The Parochial School Model: A "Pocket of Excellence"
But there lies a striking contrast: in the same violent Chicago neighborhood, a parochial school, ones similar to the Intercultural Montessori Language School, thrives with strict discipline, high academic performance, and minimal violence. Why? Because it operates on unchanging moral principles.
Teachers aren’t paralyzed by fear of lawsuits. They enforce rules firmly and fairly.
Students are taught respect, responsibility, and self-control—not just algebra and history.
The school sees education as character formation, not just test preparation. This is about restoring order and expectation to teach respect and courtesy to reflect the image of God. When students know there are consequences, when they’re held to high standards, they rise to meet them.
How Do We Fix Our Schools?
Restore Teacher Authority
Stop treating schools like courtrooms. Teachers must be empowered to discipline without fear of legal retaliation.
Implement clear, consistent consequences for violence and defiance. Right now, most students know they can virtually get away with immoral behavior because there's almost no discipline or punishment.
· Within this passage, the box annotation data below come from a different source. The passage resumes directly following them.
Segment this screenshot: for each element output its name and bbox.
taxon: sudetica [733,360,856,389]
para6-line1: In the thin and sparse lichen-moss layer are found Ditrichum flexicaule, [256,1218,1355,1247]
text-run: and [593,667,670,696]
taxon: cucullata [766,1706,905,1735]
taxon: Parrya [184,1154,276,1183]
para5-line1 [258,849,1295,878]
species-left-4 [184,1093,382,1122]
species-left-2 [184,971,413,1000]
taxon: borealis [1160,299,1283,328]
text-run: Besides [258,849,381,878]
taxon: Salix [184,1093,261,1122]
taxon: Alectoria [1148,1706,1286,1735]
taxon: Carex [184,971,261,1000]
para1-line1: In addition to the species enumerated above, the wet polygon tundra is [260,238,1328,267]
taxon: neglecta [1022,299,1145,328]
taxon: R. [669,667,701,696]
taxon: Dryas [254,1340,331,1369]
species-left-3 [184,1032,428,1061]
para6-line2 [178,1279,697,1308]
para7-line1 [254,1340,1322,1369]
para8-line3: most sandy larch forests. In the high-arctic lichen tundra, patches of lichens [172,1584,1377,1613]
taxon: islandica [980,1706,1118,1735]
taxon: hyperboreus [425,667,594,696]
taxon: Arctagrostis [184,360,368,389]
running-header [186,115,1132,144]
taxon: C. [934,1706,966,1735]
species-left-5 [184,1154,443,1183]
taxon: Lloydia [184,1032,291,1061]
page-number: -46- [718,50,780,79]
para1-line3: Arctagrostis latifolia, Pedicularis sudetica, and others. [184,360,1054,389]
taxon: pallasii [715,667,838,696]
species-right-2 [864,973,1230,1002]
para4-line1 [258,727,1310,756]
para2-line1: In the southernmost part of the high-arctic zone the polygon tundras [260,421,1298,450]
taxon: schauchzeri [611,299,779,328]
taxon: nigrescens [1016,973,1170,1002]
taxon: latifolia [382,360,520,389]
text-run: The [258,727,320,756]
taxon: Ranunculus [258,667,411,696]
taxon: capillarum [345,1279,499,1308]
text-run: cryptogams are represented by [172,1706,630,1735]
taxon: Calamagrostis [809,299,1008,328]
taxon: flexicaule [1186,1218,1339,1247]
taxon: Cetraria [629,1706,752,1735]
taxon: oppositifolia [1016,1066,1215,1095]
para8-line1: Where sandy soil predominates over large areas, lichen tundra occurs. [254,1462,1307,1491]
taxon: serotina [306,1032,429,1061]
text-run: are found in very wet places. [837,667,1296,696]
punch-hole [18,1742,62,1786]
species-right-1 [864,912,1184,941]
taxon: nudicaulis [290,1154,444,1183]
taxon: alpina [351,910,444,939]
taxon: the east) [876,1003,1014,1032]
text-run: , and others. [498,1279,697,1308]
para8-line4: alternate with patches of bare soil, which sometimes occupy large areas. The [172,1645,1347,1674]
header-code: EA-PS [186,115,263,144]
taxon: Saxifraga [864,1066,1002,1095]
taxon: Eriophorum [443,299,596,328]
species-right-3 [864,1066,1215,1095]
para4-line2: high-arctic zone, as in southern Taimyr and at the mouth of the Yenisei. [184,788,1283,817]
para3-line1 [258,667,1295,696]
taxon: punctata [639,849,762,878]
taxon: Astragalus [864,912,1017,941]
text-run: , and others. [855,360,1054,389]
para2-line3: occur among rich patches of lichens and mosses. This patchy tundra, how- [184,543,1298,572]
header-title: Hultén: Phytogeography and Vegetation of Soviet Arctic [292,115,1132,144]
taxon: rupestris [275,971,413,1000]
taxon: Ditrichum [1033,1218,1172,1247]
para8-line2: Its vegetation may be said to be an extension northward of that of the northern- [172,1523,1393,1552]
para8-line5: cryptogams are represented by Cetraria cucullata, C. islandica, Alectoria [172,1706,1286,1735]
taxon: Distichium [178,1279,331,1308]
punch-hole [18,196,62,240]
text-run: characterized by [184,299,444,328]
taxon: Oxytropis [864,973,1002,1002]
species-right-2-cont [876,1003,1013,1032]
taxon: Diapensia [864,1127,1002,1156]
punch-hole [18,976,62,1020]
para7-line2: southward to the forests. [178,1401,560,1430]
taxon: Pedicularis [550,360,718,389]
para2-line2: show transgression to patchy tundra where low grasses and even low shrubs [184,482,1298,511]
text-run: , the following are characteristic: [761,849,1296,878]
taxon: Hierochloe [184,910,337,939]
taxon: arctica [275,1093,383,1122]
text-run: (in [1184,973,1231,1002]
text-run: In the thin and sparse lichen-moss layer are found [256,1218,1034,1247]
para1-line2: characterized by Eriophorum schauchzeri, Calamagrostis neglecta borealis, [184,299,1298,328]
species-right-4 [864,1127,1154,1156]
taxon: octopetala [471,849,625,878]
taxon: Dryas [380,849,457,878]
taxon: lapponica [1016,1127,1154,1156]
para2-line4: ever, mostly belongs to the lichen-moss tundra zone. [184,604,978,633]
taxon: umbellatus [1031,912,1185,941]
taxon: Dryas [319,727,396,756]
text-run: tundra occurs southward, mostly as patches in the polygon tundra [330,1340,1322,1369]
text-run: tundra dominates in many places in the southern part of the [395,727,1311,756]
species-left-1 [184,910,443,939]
Thanks to our spineless school administrators, this students cause endless trouble and are never properly taught.
Bring Back Moral Education
Schools should teach ethics, respect, and conflict resolution—not just STEM.
Programs like character education have been shown to reduce violence and improve academic performance. Such as the ones taught by the group "Character Counts". https://charactercounts.org/
Parental and Community Involvement
Schools can’t do it alone. Parents must reinforce discipline at home. If the parents are not involved at all with their kids, they feel neglected and take their frustrations on others.
Communities should support after-school programs, mentorship, and counseling to address root causes of violence. Metal detectors and guards are temporary fixes. Real safety comes from a culture of respect, not just surveillance.
Conclusion: A Call for Radical Change
The Uvalde and Nashville shootings, the Chicago stabbing—these aren’t isolated incidents. They’re warnings. A society that abandons discipline, dismisses moral foundations, and strips authority from educators will reap chaos.
But there’s hope. Schools like the Chicago parochial example prove that structure, high expectations, and moral clarity work. We don’t need more metal detectors—we need a return to order.
If we want safer schools, we must demand a system that teaches Johnny not just how to fight—but how to think, how to respect, and how to live.